The faster progression from first hospital admission for chronic renal disease to dialysis/transplantation among Maoris indicates either that their renal complication is diagnosed at a more advanced stage or that there are possible differences in the treatment of chronic renal disease. It could also indicate faster progression of renal disease among Maoris or combinations of renal disorders in Maoris with possible additive effects. The free annual ‘Get Checked’ diabetes review programme in New Zealand serves as a screening tool measuring the albumin:creatinine ratio, but serum creatinine or estimated GFR is not part of the minimum data set requirement. More than 69% of New Zealand laboratories report estimated GFR results, together with most requests for serum creatinine in adult patients, but ethnic-specific validation studies are needed to fine tune its use as a screening tool.

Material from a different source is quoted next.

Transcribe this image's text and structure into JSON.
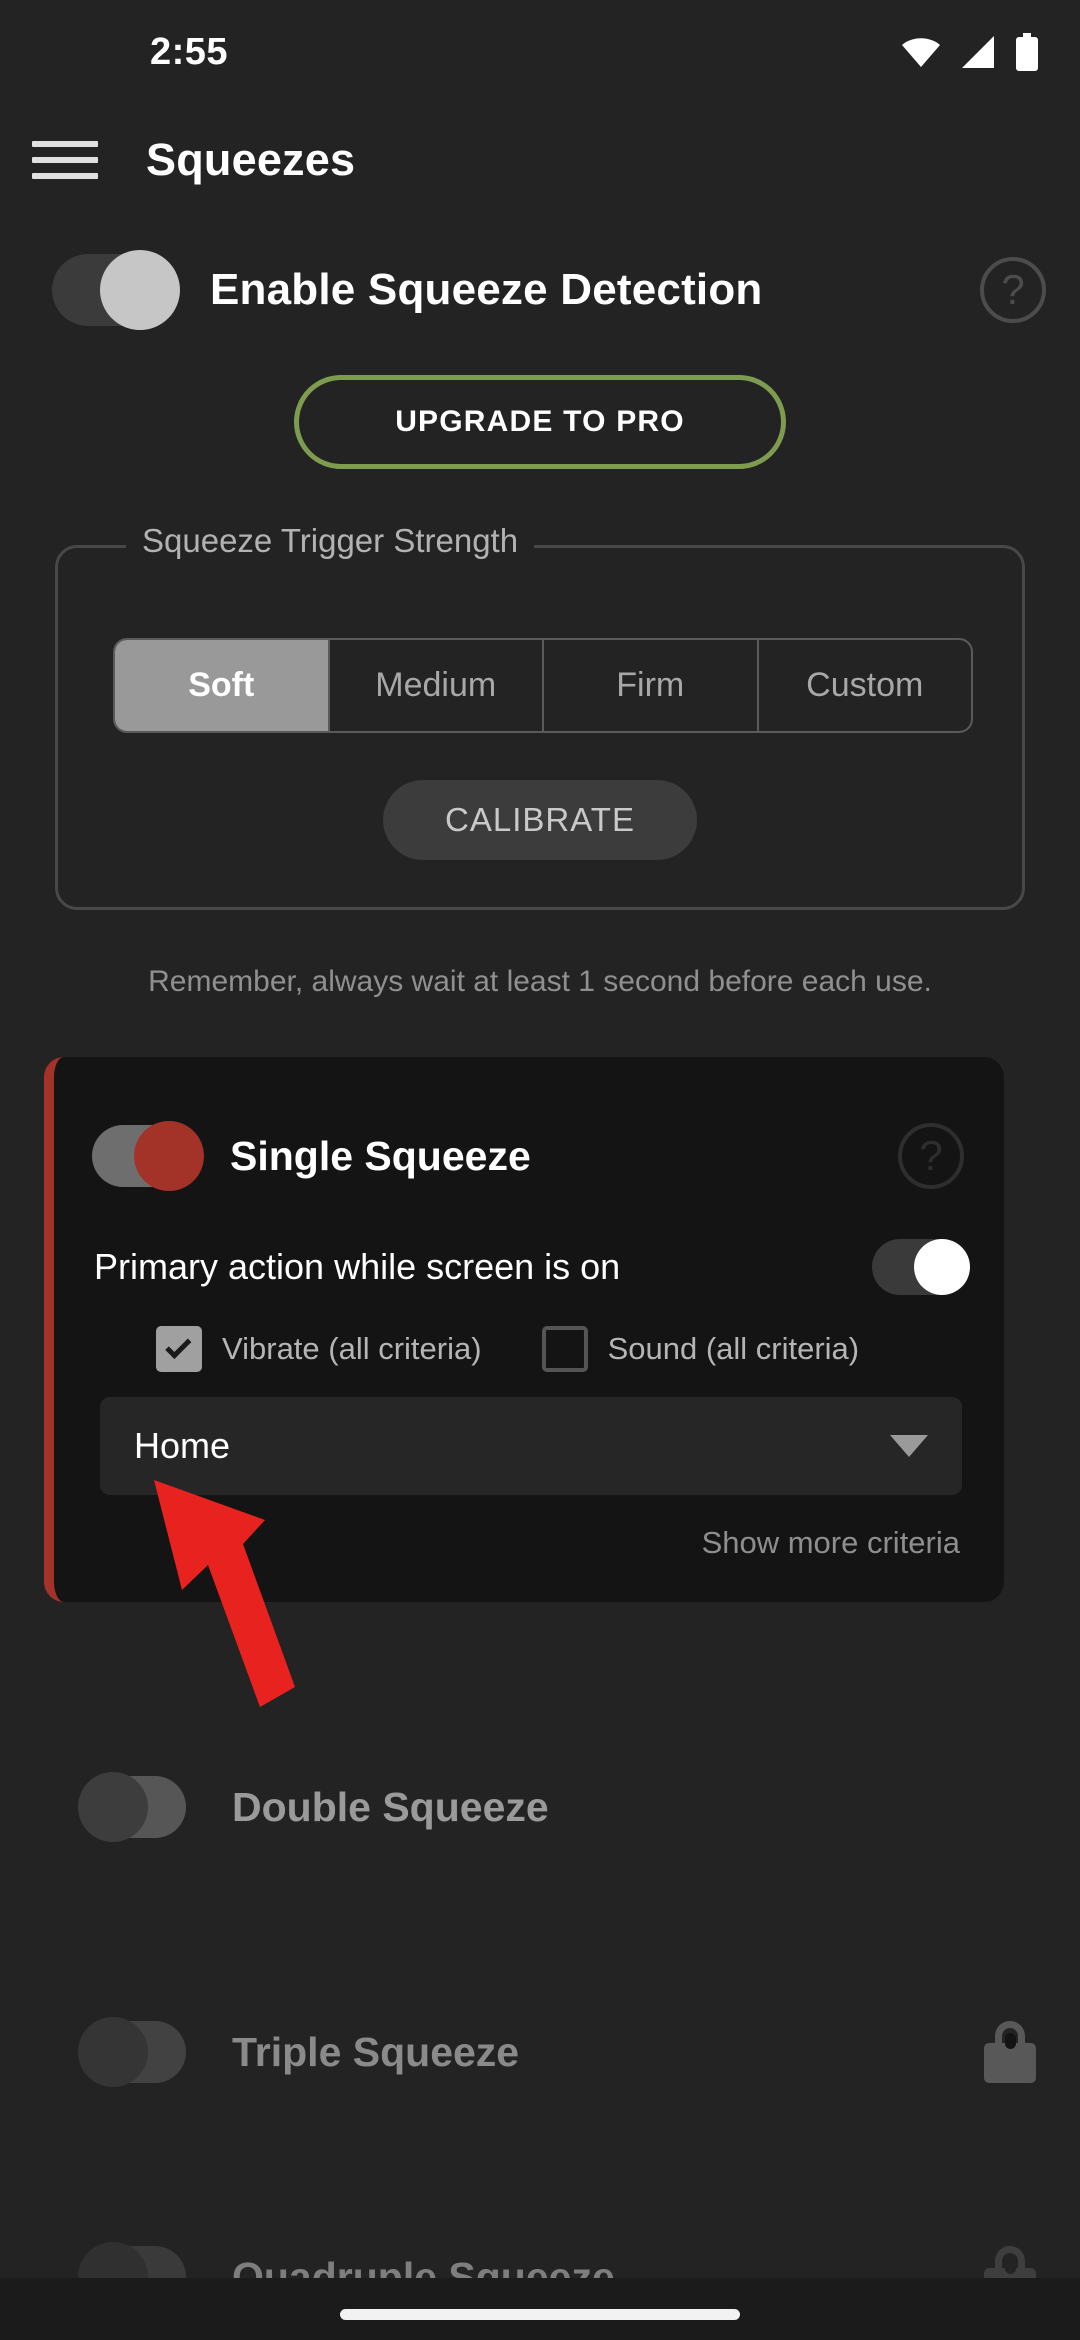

In summary, we have shown the disparities in outcomes from renal disease between Maoris and New Zealand Europeans. The challenge lies in reducing these disparities in outcomes through early identification and intensive management of patients at risk. Those with a family history of renal disease, a reduced estimated GFR, microalbuminuria or hypertension and those with poor glycaemic control are all at increased risk and need early intervention. The disparities in outcomes for Maoris may be in part due to the increased prevalence of these risk factors, differences in treatment uptake, or unrecognised aetiological factors. More aggressive systematic screening for chronic kidney disease among Maori diabetes patients backed up by intensive management of risk factors and interventions to improve treatment uptake and compliance is recommended. More research into the aetiology of renal disease in Maoris is urgently required.